Fix softlockup (rhbz 1492664 1492665)

2018-01-29 12:30:19 -06:00 · 2018-01-29 12:30:19 -06:00 · 078f4c3ff6
parent f9f0809242
commit 078f4c3ff6
2 changed files with 185 additions and 0 deletions
--- a/0001-mm-don-t-warn-about-allocations-which-stall-for-too-.patch
+++ b/0001-mm-don-t-warn-about-allocations-which-stall-for-too-.patch
@ -0,0 +1,181 @@
+From 400e22499dd92613821374c8c6c88c7225359980 Mon Sep 17 00:00:00 2001
+From: Tetsuo Handa <penguin-kernel@I-love.SAKURA.ne.jp>
+Date: Wed, 15 Nov 2017 17:38:37 -0800
+Subject: [PATCH] mm: don't warn about allocations which stall for too long
+
+Commit 63f53dea0c98 ("mm: warn about allocations which stall for too
+long") was a great step for reducing possibility of silent hang up
+problem caused by memory allocation stalls.  But this commit reverts it,
+for it is possible to trigger OOM lockup and/or soft lockups when many
+threads concurrently called warn_alloc() (in order to warn about memory
+allocation stalls) due to current implementation of printk(), and it is
+difficult to obtain useful information due to limitation of synchronous
+warning approach.
+
+Current printk() implementation flushes all pending logs using the
+context of a thread which called console_unlock().  printk() should be
+able to flush all pending logs eventually unless somebody continues
+appending to printk() buffer.
+
+Since warn_alloc() started appending to printk() buffer while waiting
+for oom_kill_process() to make forward progress when oom_kill_process()
+is processing pending logs, it became possible for warn_alloc() to force
+oom_kill_process() loop inside printk().  As a result, warn_alloc()
+significantly increased possibility of preventing oom_kill_process()

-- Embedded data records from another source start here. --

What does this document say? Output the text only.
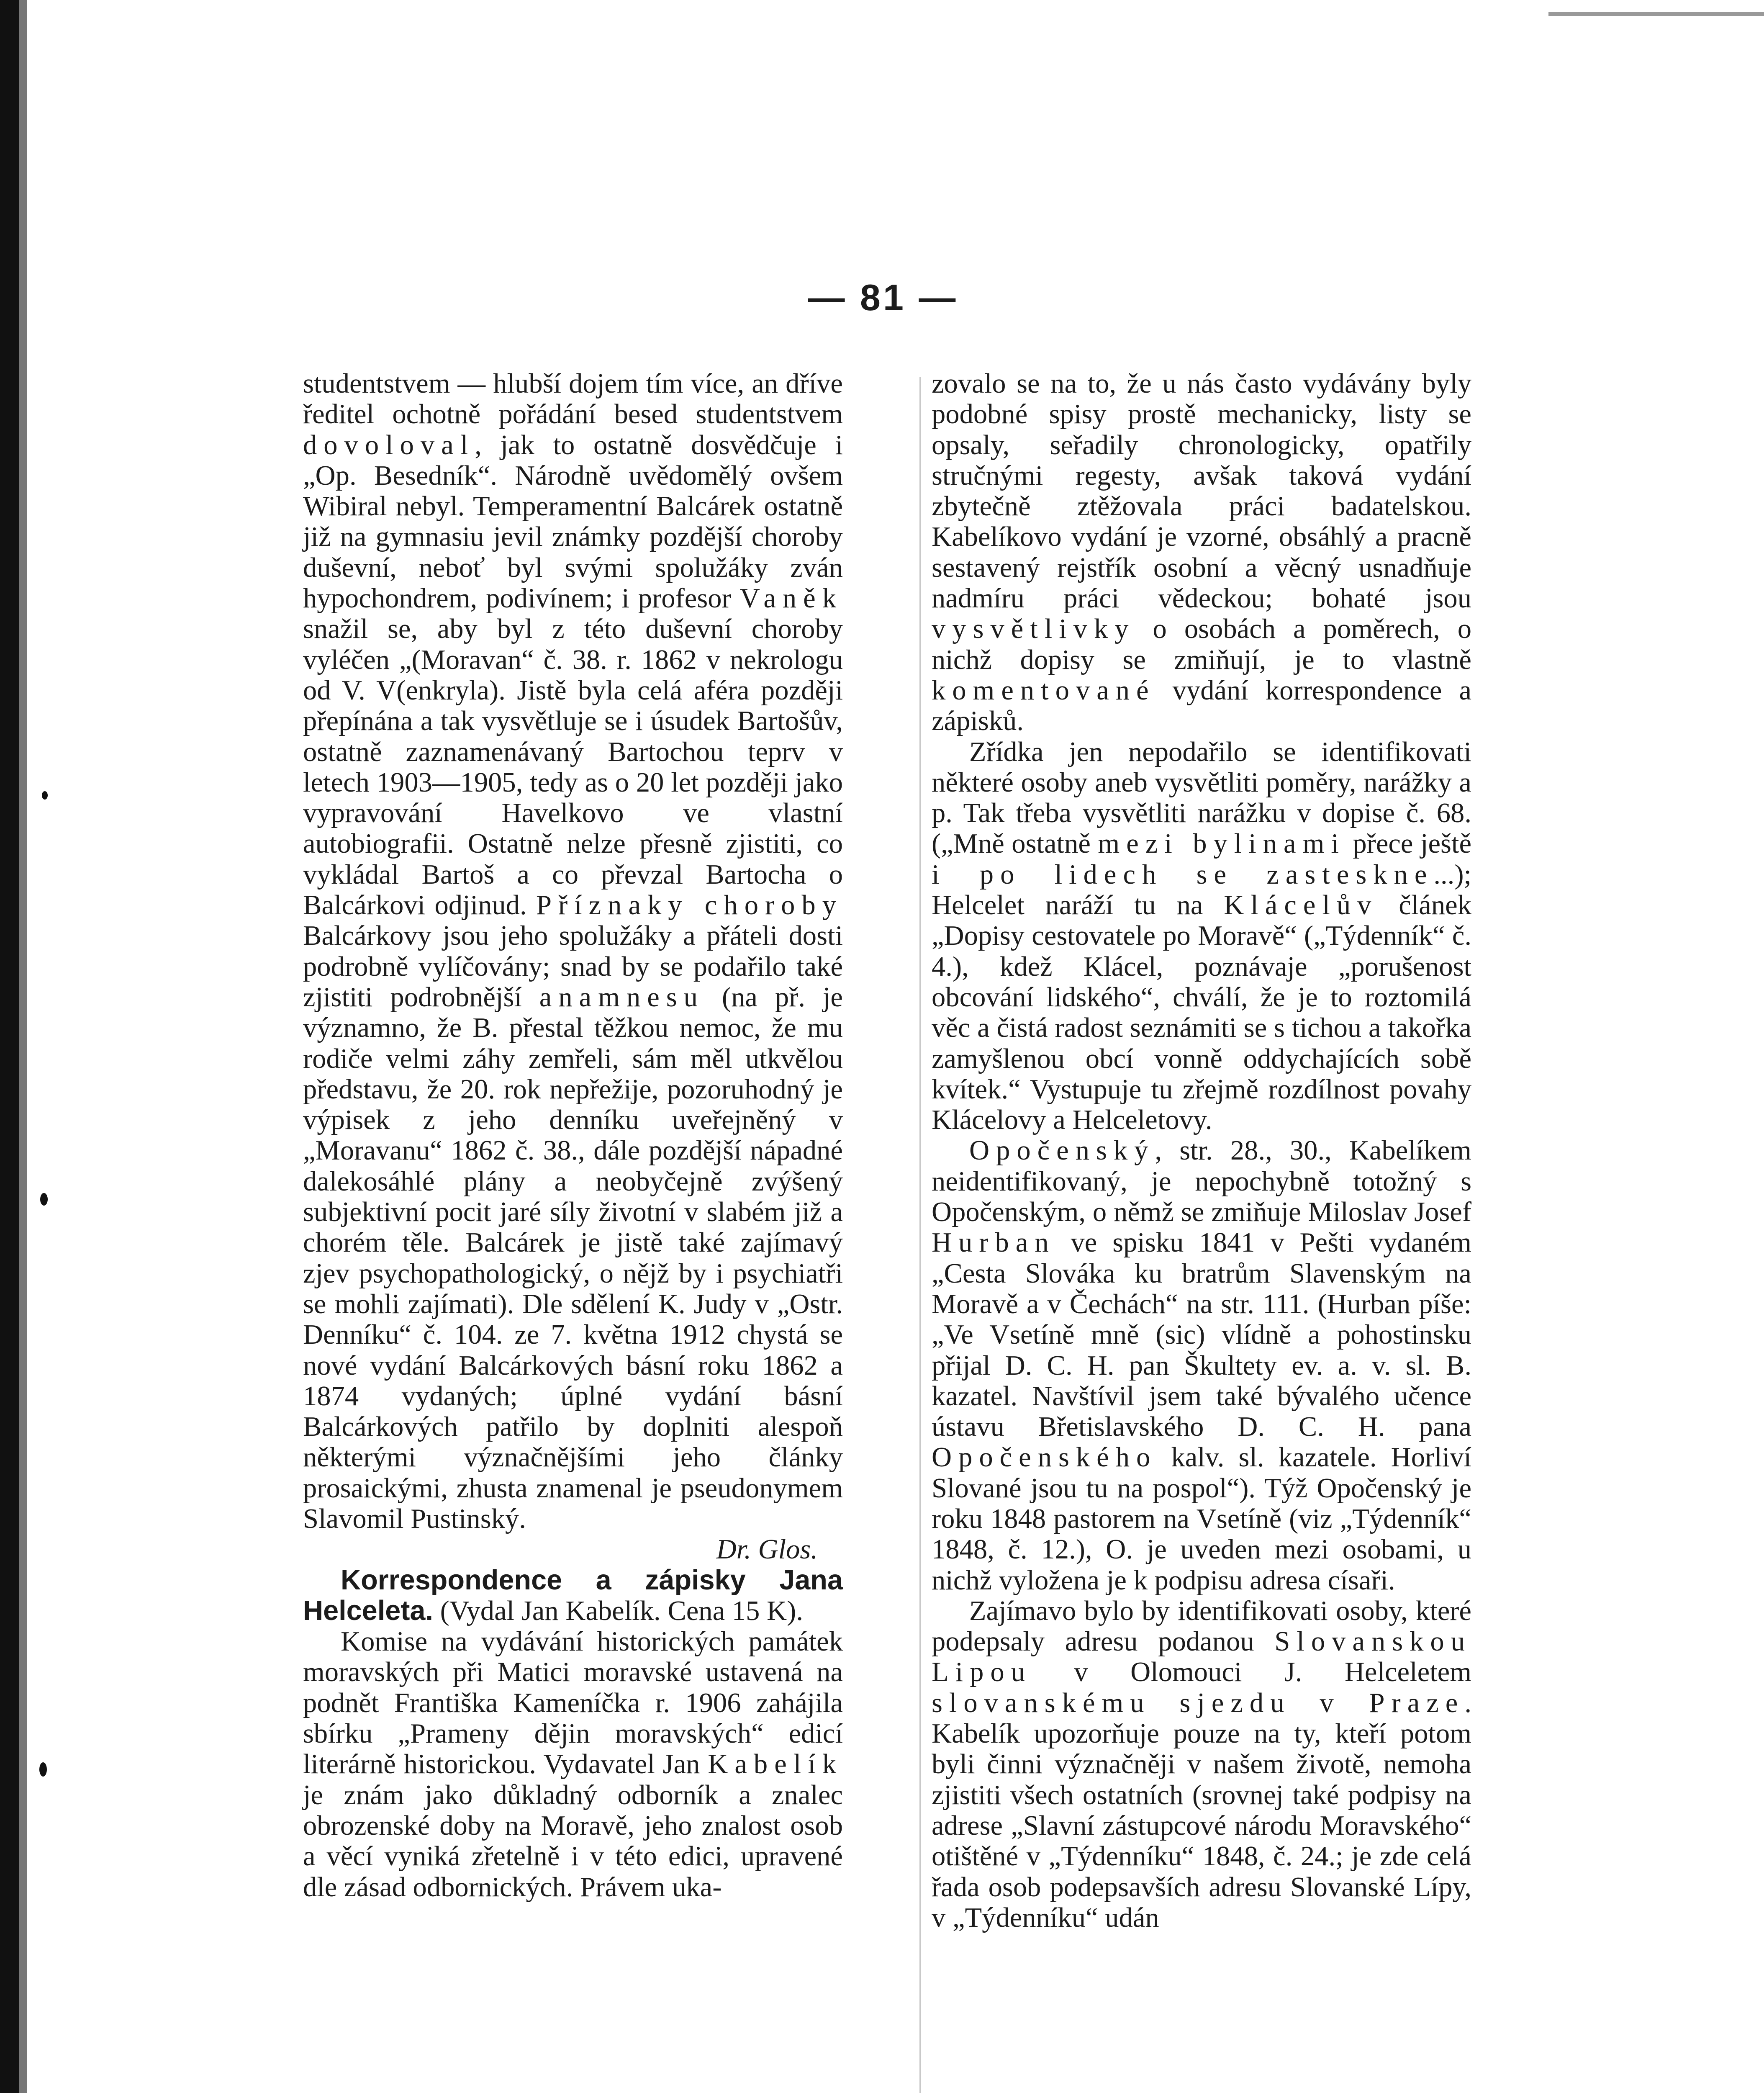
— 81 —

studentstvem — hlubší dojem tím více, an dříve ředitel ochotně pořádání besed studentstvem dovoloval, jak to ostatně dosvědčuje i „Op. Besedník“. Národně uvědomělý ovšem Wibiral nebyl. Temperamentní Balcárek ostatně již na gymnasiu jevil známky pozdější choroby duševní, neboť byl svými spolužáky zván hypochondrem, podivínem; i profesor Vaněk snažil se, aby byl z této duševní choroby vyléčen „(Moravan“ č. 38. r. 1862 v nekrologu od V. V(enkryla). Jistě byla celá aféra později přepínána a tak vysvětluje se i úsudek Bartošův, ostatně zaznamenávaný Bartochou teprv v letech 1903—1905, tedy as o 20 let později jako vypravování Havelkovo ve vlastní autobiografii. Ostatně nelze přesně zjistiti, co vykládal Bartoš a co převzal Bartocha o Balcárkovi odjinud. Příznaky choroby Balcárkovy jsou jeho spolužáky a přáteli dosti podrobně vylíčovány; snad by se podařilo také zjistiti podrobnější anamnesu (na př. je významno, že B. přestal těžkou nemoc, že mu rodiče velmi záhy zemřeli, sám měl utkvělou představu, že 20. rok nepřežije, pozoruhodný je výpisek z jeho denníku uveřejněný v „Moravanu“ 1862 č. 38., dále pozdější nápadné dalekosáhlé plány a neobyčejně zvýšený subjektivní pocit jaré síly životní v slabém již a chorém těle. Balcárek je jistě také zajímavý zjev psychopathologický, o nějž by i psychiatři se mohli zajímati). Dle sdělení K. Judy v „Ostr. Denníku“ č. 104. ze 7. května 1912 chystá se nové vydání Balcárkových básní roku 1862 a 1874 vydaných; úplné vydání básní Balcárkových patřilo by doplniti alespoň některými význačnějšími jeho články prosaickými, zhusta znamenal je pseudonymem Slavomil Pustinský.

Dr. Glos.

Korrespondence a zápisky Jana Helceleta. (Vydal Jan Kabelík. Cena 15 K).

Komise na vydávání historických památek moravských při Matici moravské ustavená na podnět Františka Kameníčka r. 1906 zahájila sbírku „Prameny dějin moravských“ edicí literárně historickou. Vydavatel Jan Kabelík je znám jako důkladný odborník a znalec obrozenské doby na Moravě, jeho znalost osob a věcí vyniká zřetelně i v této edici, upravené dle zásad odbornických. Právem uka-

zovalo se na to, že u nás často vydávány byly podobné spisy prostě mechanicky, listy se opsaly, seřadily chronologicky, opatřily stručnými regesty, avšak taková vydání zbytečně ztěžovala práci badatelskou. Kabelíkovo vydání je vzorné, obsáhlý a pracně sestavený rejstřík osobní a věcný usnadňuje nadmíru práci vědeckou; bohaté jsou vysvětlivky o osobách a poměrech, o nichž dopisy se zmiňují, je to vlastně komentované vydání korrespondence a zápisků.

Zřídka jen nepodařilo se identifikovati některé osoby aneb vysvětliti poměry, narážky a p. Tak třeba vysvětliti narážku v dopise č. 68. („Mně ostatně mezi bylinami přece ještě i po lidech se zasteskne...); Helcelet naráží tu na Klácelův článek „Dopisy cestovatele po Moravě“ („Týdenník“ č. 4.), kdež Klácel, poznávaje „porušenost obcování lidského“, chválí, že je to roztomilá věc a čistá radost seznámiti se s tichou a takořka zamyšlenou obcí vonně oddychajících sobě kvítek.“ Vystupuje tu zřejmě rozdílnost povahy Klácelovy a Helceletovy.

Opočenský, str. 28., 30., Kabelíkem neidentifikovaný, je nepochybně totožný s Opočenským, o němž se zmiňuje Miloslav Josef Hurban ve spisku 1841 v Pešti vydaném „Cesta Slováka ku bratrům Slavenským na Moravě a v Čechách“ na str. 111. (Hurban píše: „Ve Vsetíně mně (sic) vlídně a pohostinsku přijal D. C. H. pan Škultety ev. a. v. sl. B. kazatel. Navštívil jsem také bývalého učence ústavu Břetislavského D. C. H. pana Opočenského kalv. sl. kazatele. Horliví Slované jsou tu na pospol“). Týž Opočenský je roku 1848 pastorem na Vsetíně (viz „Týdenník“ 1848, č. 12.), O. je uveden mezi osobami, u nichž vyložena je k podpisu adresa císaři.

Zajímavo bylo by identifikovati osoby, které podepsaly adresu podanou Slovanskou Lipou v Olomouci J. Helceletem slovanskému sjezdu v Praze. Kabelík upozorňuje pouze na ty, kteří potom byli činni význačněji v našem životě, nemoha zjistiti všech ostatních (srovnej také podpisy na adrese „Slavní zástupcové národu Moravského“ otištěné v „Týdenníku“ 1848, č. 24.; je zde celá řada osob podepsavších adresu Slovanské Lípy, v „Týdenníku“ udán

+from making forward progress.
+
+---------- Pseudo code start ----------
+Before warn_alloc() was introduced:
+
+  retry:
+    if (mutex_trylock(&oom_lock)) {
+      while (atomic_read(&printk_pending_logs) > 0) {
+        atomic_dec(&printk_pending_logs);
+        print_one_log();
+      }
+      // Send SIGKILL here.
+      mutex_unlock(&oom_lock)
+    }
+    goto retry;
+
+After warn_alloc() was introduced:
+
+  retry:
+    if (mutex_trylock(&oom_lock)) {
+      while (atomic_read(&printk_pending_logs) > 0) {
+        atomic_dec(&printk_pending_logs);
+        print_one_log();
+      }
+      // Send SIGKILL here.
+      mutex_unlock(&oom_lock)
+    } else if (waited_for_10seconds()) {
+      atomic_inc(&printk_pending_logs);
+    }
+    goto retry;
+---------- Pseudo code end ----------
+
+Although waited_for_10seconds() becomes true once per 10 seconds,
+unbounded number of threads can call waited_for_10seconds() at the same
+time.  Also, since threads doing waited_for_10seconds() keep doing
+almost busy loop, the thread doing print_one_log() can use little CPU
+resource.  Therefore, this situation can be simplified like
+
+---------- Pseudo code start ----------
+  retry:
+    if (mutex_trylock(&oom_lock)) {
+      while (atomic_read(&printk_pending_logs) > 0) {
+        atomic_dec(&printk_pending_logs);
+        print_one_log();
+      }
+      // Send SIGKILL here.
+      mutex_unlock(&oom_lock)
+    } else {
+      atomic_inc(&printk_pending_logs);
+    }
+    goto retry;
+---------- Pseudo code end ----------
+
+when printk() is called faster than print_one_log() can process a log.
+
+One of possible mitigation would be to introduce a new lock in order to
+make sure that no other series of printk() (either oom_kill_process() or
+warn_alloc()) can append to printk() buffer when one series of printk()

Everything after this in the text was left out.